5. Oportunidades e Riscos: O Que os Especialistas Dizem
Segundo o tributarista Eduardo Fleury, sócio do escritório Fleury Advogados, "a Reforma Tributária traz uma simplificação aparente, mas esconde armadilhas para quem não se preparar. O maior risco é o aumento da carga tributária efetiva para empresas que não revisarem seu enquadramento ou não aproveitarem os créditos fiscais".
Já para Márcio Shimomoto, presidente do SESCON-SP, "o Simples Nacional continua sendo vantajoso, mas exige mais inteligência fiscal. Empresas que investirem em tecnologia e consultoria especializada terão vantagem competitiva".
Conclusão: Prepare-se ou Pague o Preço
A Reforma Tributária não perdoa improvisos.
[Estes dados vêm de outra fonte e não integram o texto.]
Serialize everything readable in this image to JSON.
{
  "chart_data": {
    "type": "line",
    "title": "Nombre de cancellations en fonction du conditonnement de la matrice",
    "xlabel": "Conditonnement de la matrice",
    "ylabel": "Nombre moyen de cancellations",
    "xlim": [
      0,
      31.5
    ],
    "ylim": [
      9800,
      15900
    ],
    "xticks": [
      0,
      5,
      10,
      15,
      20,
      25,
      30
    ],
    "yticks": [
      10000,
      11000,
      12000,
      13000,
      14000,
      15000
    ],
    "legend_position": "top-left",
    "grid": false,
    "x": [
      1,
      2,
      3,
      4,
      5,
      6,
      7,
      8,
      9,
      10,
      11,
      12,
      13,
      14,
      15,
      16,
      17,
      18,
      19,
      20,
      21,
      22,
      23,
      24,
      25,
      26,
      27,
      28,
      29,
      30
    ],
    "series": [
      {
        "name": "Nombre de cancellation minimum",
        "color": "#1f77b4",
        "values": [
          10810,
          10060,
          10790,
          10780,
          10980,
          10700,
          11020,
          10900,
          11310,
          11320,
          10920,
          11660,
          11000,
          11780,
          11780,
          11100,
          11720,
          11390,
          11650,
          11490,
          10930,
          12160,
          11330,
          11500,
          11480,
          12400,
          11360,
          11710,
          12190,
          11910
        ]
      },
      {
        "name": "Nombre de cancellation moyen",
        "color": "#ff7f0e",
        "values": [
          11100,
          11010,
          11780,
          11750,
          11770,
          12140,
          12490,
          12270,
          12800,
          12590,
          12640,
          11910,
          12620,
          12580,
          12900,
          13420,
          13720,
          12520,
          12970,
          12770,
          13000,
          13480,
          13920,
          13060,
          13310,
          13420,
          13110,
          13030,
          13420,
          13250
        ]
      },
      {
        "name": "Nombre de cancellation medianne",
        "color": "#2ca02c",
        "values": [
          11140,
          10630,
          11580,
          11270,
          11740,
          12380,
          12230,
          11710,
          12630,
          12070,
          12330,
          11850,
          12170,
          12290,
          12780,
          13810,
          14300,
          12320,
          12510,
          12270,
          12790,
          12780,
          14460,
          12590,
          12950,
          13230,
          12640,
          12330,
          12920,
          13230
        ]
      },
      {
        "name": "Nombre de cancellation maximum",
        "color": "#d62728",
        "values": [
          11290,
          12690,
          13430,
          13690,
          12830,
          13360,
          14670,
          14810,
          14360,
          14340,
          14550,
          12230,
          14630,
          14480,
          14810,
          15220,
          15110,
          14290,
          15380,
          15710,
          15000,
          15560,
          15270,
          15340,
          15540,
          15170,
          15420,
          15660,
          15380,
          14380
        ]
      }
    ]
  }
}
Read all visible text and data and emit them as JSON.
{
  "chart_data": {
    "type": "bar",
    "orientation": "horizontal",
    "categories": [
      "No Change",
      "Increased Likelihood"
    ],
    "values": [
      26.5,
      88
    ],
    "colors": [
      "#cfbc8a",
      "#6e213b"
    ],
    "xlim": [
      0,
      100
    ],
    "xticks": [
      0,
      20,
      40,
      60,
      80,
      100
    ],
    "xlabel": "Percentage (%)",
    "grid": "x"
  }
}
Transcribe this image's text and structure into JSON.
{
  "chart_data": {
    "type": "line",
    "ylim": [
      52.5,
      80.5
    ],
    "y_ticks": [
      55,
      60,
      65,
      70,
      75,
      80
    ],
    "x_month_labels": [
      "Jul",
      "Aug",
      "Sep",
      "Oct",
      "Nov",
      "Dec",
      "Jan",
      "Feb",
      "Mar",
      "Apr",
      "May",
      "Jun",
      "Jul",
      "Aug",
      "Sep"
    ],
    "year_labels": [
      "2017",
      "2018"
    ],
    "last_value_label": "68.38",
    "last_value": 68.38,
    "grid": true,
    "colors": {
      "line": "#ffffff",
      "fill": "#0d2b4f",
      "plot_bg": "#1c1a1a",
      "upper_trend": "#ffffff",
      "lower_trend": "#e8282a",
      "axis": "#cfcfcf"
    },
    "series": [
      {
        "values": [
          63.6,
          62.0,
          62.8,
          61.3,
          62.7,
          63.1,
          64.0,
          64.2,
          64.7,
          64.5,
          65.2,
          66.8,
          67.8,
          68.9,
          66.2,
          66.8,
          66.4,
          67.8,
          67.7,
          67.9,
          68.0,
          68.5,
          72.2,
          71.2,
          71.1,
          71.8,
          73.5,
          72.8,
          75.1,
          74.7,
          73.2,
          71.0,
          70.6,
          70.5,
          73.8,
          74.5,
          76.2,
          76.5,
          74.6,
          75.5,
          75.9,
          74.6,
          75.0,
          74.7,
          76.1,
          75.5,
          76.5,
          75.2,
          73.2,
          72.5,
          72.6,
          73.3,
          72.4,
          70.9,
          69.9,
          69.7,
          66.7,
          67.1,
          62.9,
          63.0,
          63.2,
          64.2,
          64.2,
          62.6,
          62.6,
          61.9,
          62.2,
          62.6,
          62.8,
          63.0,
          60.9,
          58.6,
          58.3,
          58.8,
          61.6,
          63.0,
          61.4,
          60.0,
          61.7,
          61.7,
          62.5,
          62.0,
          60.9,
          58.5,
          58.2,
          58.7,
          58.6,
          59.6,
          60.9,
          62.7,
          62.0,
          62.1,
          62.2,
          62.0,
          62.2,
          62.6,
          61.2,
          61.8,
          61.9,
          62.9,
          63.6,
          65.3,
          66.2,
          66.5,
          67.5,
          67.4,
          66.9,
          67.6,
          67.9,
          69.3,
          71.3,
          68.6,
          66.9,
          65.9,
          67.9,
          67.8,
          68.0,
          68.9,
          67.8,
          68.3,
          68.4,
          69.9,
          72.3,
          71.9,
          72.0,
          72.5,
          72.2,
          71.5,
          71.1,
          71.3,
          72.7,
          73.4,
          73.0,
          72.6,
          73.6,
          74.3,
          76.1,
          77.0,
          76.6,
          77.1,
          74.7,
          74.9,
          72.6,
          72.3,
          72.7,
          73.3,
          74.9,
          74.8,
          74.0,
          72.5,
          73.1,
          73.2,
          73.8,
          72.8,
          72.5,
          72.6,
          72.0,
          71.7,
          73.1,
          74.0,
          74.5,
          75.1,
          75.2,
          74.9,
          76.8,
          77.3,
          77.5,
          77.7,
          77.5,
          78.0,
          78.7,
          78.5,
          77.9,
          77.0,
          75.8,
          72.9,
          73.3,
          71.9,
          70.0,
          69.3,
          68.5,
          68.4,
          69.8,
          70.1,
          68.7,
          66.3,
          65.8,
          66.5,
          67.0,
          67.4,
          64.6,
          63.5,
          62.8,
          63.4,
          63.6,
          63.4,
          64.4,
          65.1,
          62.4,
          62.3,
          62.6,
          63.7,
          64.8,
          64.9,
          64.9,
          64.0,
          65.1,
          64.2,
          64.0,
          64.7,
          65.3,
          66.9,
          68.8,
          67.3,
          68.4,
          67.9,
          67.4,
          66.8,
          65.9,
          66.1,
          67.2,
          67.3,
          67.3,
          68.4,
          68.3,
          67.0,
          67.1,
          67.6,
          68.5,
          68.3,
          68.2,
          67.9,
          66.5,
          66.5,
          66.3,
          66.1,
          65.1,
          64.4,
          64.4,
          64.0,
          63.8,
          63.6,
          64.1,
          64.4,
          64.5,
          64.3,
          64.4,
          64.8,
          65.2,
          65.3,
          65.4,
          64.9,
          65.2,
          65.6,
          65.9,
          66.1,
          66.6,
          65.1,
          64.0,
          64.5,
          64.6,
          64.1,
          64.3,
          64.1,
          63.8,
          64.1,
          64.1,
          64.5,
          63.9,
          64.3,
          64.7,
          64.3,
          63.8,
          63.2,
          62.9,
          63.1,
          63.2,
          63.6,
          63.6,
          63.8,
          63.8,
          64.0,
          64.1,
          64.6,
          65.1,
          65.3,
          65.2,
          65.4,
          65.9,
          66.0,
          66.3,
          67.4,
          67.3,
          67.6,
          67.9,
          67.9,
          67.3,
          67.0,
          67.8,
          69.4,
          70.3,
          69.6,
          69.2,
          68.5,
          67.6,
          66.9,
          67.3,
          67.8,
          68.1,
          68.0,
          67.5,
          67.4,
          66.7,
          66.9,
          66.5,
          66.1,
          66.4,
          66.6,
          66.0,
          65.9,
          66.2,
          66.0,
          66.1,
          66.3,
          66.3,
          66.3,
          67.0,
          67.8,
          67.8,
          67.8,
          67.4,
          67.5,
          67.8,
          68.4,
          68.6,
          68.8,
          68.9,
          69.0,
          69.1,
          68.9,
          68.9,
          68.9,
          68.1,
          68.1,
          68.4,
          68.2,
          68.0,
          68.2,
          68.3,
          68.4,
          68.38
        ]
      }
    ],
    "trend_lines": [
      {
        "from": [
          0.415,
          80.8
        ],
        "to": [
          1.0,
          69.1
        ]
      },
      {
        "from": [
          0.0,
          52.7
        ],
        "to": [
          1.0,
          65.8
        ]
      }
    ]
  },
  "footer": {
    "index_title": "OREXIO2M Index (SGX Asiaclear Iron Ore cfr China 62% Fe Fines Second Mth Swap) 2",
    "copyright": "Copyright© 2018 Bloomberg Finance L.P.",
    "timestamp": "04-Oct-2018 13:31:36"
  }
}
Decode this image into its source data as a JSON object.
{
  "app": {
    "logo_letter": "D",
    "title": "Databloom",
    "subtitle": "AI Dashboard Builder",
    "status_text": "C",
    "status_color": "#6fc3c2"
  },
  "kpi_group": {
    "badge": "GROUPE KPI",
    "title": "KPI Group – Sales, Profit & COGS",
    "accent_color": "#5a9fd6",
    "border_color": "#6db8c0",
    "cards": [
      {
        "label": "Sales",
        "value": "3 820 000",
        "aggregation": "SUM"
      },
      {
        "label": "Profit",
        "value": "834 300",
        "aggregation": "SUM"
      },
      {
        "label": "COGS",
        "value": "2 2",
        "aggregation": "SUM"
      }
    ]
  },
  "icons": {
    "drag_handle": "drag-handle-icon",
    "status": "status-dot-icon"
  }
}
Com a entrada em vigor do IVA Dual em 2027, empresas do Simples Nacional precisam agir agora para:
- Evitar surpresas no DAS com o aumento da CBS.
- Garantir o aproveitamento de créditos fiscais (não-cumulatividade plena).
- Reenquadrar atividades e otimizar o Fator R.
Ação Recomendada: Agende uma reunião com seu contador ou consultor tributário ainda em 2026. Use as tabelas comparativas deste guia para simular o impacto no seu negócio e defina um plano de ação. Lembre-se: a transição é gradual, mas os riscos de não compliance são imediatos.